A ja tak coraz częściej się zastanawiam czy faktycznie czeka nas druga lawina? Czemu miałoby nadal spadać? Bo recesja? Bo zadłużone są największe państwa i banki Amerykańskie i w Eurolandzie? Możliwe że to już wszystko jest zdyskontowane przez ostatnie wręcz momentami iracjonalne spadki.
Jest tak że wszyscy wiedzieli że USA ma narastające problemy ze swoim zadłużeniem i obniżka ratingu nie była raczej dla nikogo szokiem? Zgadzam się z tym co powiedział Ben. Mamy chwilowe spowolnienie, FED ma narzędzia do chwilowego ożywienia rynku. Stopy procentowe mamy równe zeru(w Szwajcarii mamy nawet ujemne) i tak będzie przez dłuższy czas tego raczej nic narazie nie zmieni.
Wszyscy do okoła spodziewają sie Armagedonu a taki może nie nastąpić. Dziś były oczekiwania takie że albo ruszymy w górę albo runiemy w dół. Giełdy Amerykańskie zamkneły się na plusie(mimo niskich obrotów)...pytanie czemu? Czemu niby wszyscy czekają z nagłą wyprzedażą? Spadło chyba tyle ile miało i teraz trzeba czekać na jakiś następny sygnał żeby spadło albo wzrosło. Jedni pytają pod co mamy rosnąć? Można zapytać pod co mamy spadać? Możliwe że wszystko co się dzieje jest już w cenie. Skoro giełdy dyskontują przyszłość to chyba to wszystko mamy już w cenach?

Wiem że to tylko teoria ale może coś w tym jest...?
Rynki przestały zachowywać się racjonalnie bo czy to normalne żeby z powodu jakiejś plotki indeks tak silnej gospodarki jak Niemcy zanurkował?

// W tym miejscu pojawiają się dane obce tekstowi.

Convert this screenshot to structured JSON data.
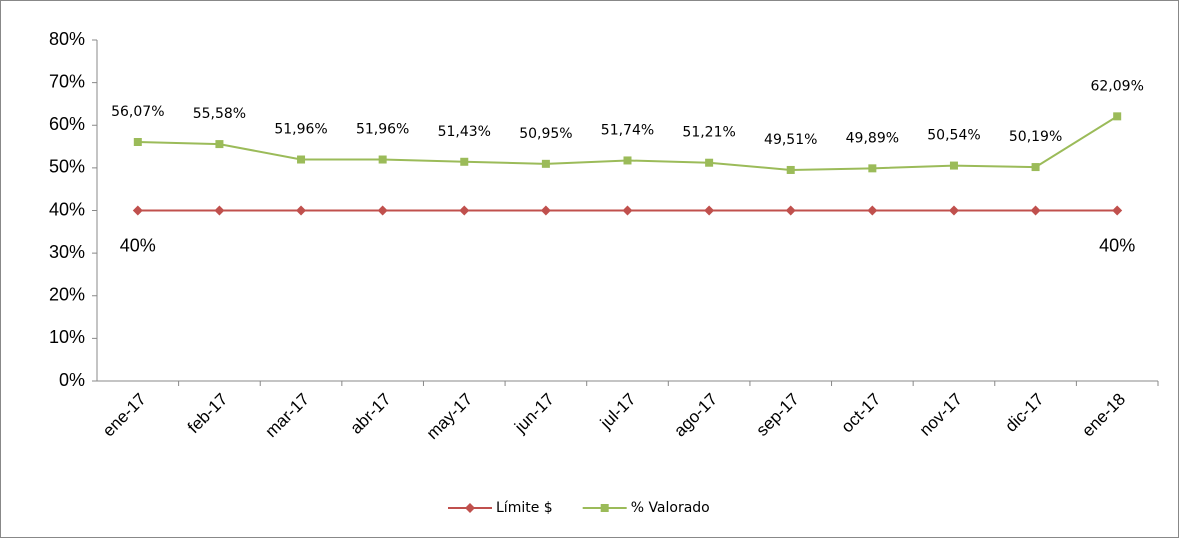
{
  "chart_data": {
    "type": "line",
    "categories": [
      "ene-17",
      "feb-17",
      "mar-17",
      "abr-17",
      "may-17",
      "jun-17",
      "jul-17",
      "ago-17",
      "sep-17",
      "oct-17",
      "nov-17",
      "dic-17",
      "ene-18"
    ],
    "series": [
      {
        "name": "Límite $",
        "color": "#c0504d",
        "marker": "diamond",
        "values": [
          40,
          40,
          40,
          40,
          40,
          40,
          40,
          40,
          40,
          40,
          40,
          40,
          40
        ],
        "value_labels": [
          "40%",
          null,
          null,
          null,
          null,
          null,
          null,
          null,
          null,
          null,
          null,
          null,
          "40%"
        ]
      },
      {
        "name": "% Valorado",
        "color": "#9bbb59",
        "marker": "square",
        "values": [
          56.07,
          55.58,
          51.96,
          51.96,
          51.43,
          50.95,
          51.74,
          51.21,
          49.51,
          49.89,
          50.54,
          50.19,
          62.09
        ],
        "value_labels": [
          "56,07%",
          "55,58%",
          "51,96%",
          "51,96%",
          "51,43%",
          "50,95%",
          "51,74%",
          "51,21%",
          "49,51%",
          "49,89%",
          "50,54%",
          "50,19%",
          "62,09%"
        ]
      }
    ],
    "ylim": [
      0,
      80
    ],
    "yticks": [
      {
        "value": 0,
        "label": "0%"
      },
      {
        "value": 10,
        "label": "10%"
      },
      {
        "value": 20,
        "label": "20%"
      },
      {
        "value": 30,
        "label": "30%"
      },
      {
        "value": 40,
        "label": "40%"
      },
      {
        "value": 50,
        "label": "50%"
      },
      {
        "value": 60,
        "label": "60%"
      },
      {
        "value": 70,
        "label": "70%"
      },
      {
        "value": 80,
        "label": "80%"
      }
    ],
    "grid": false,
    "legend": "bottom"
  }
}
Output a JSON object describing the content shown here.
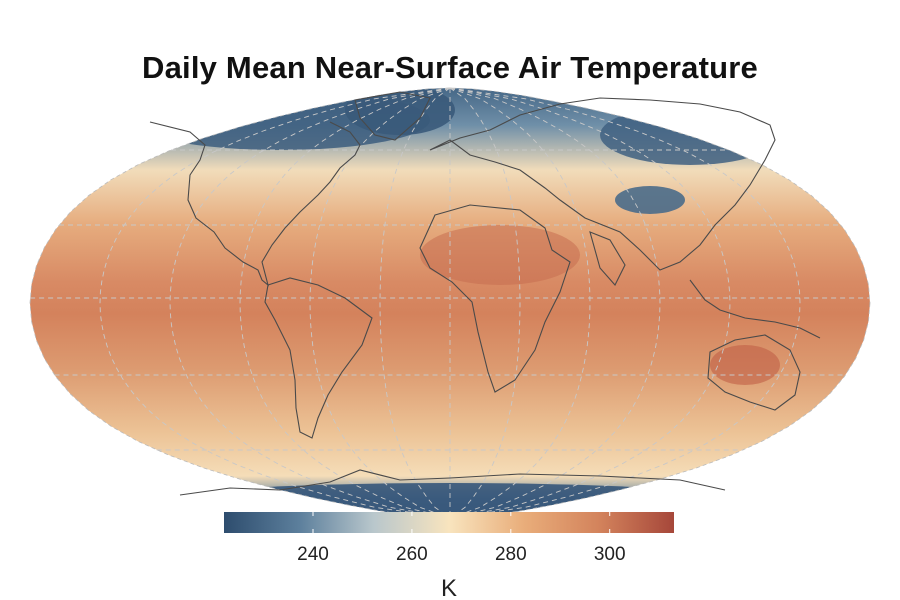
{
  "title": "Daily Mean Near-Surface Air Temperature",
  "map": {
    "projection": "robinson",
    "graticule": "dashed grey",
    "coastlines": "dark grey"
  },
  "colorbar": {
    "unit": "K",
    "ticks": [
      240,
      260,
      280,
      300
    ],
    "range": [
      222,
      313
    ],
    "colors": [
      "#2e4d6e",
      "#5c7f9c",
      "#b9c7cc",
      "#f8e4be",
      "#e9ad7a",
      "#d3835c",
      "#a6473a"
    ]
  }
}
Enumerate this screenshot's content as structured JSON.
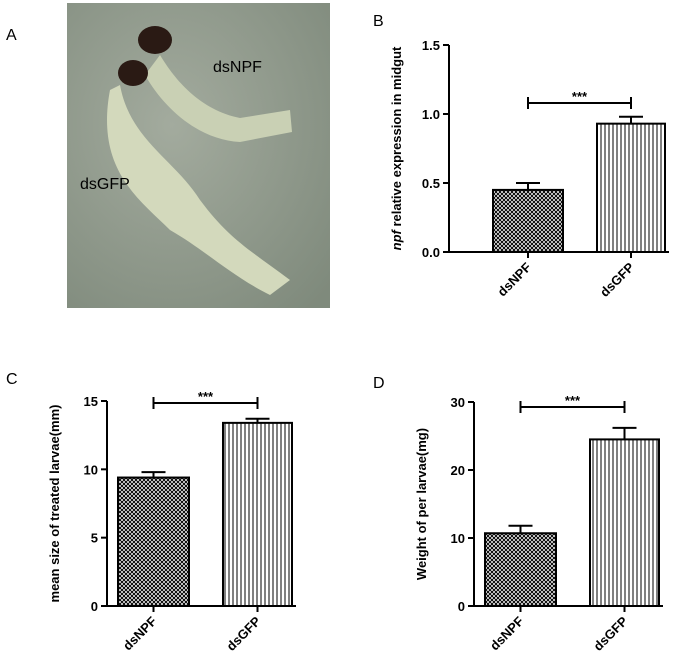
{
  "image_panel": {
    "label": "A",
    "annotations": [
      "dsNPF",
      "dsGFP"
    ]
  },
  "chart_data": [
    {
      "type": "bar",
      "panel": "B",
      "ylabel_gene": "npf",
      "ylabel": "relative expression in midgut",
      "categories": [
        "dsNPF",
        "dsGFP"
      ],
      "values": [
        0.45,
        0.93
      ],
      "errors": [
        0.05,
        0.05
      ],
      "ylim": [
        0,
        1.5
      ],
      "yticks": [
        {
          "value": 0,
          "label": "0.0"
        },
        0.5,
        {
          "value": 1,
          "label": "1.0"
        },
        1.5
      ],
      "significance": "***"
    },
    {
      "type": "bar",
      "panel": "C",
      "ylabel": "mean size of treated larvae(mm)",
      "categories": [
        "dsNPF",
        "dsGFP"
      ],
      "values": [
        9.4,
        13.4
      ],
      "errors": [
        0.4,
        0.3
      ],
      "ylim": [
        0,
        15
      ],
      "yticks": [
        0,
        5,
        10,
        15
      ],
      "significance": "***"
    },
    {
      "type": "bar",
      "panel": "D",
      "ylabel": "Weight of per larvae(mg)",
      "categories": [
        "dsNPF",
        "dsGFP"
      ],
      "values": [
        10.7,
        24.5
      ],
      "errors": [
        1.1,
        1.7
      ],
      "ylim": [
        0,
        30
      ],
      "yticks": [
        0,
        10,
        20,
        30
      ],
      "significance": "***"
    }
  ]
}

. Nie wiem czy w krótkim terminie będzie minimalnie rosło czy spadało ale uważam że jeśli chodzi o dłuższą perspektywę to mamy obecnie atrakcyjne poziomy cenowe. Tak ja to widzę...
"Ekonomista to ekspert który będzie wiedział jutro dlaczego nie sprawdziło się dzisiaj to co prognozował wczoraj..."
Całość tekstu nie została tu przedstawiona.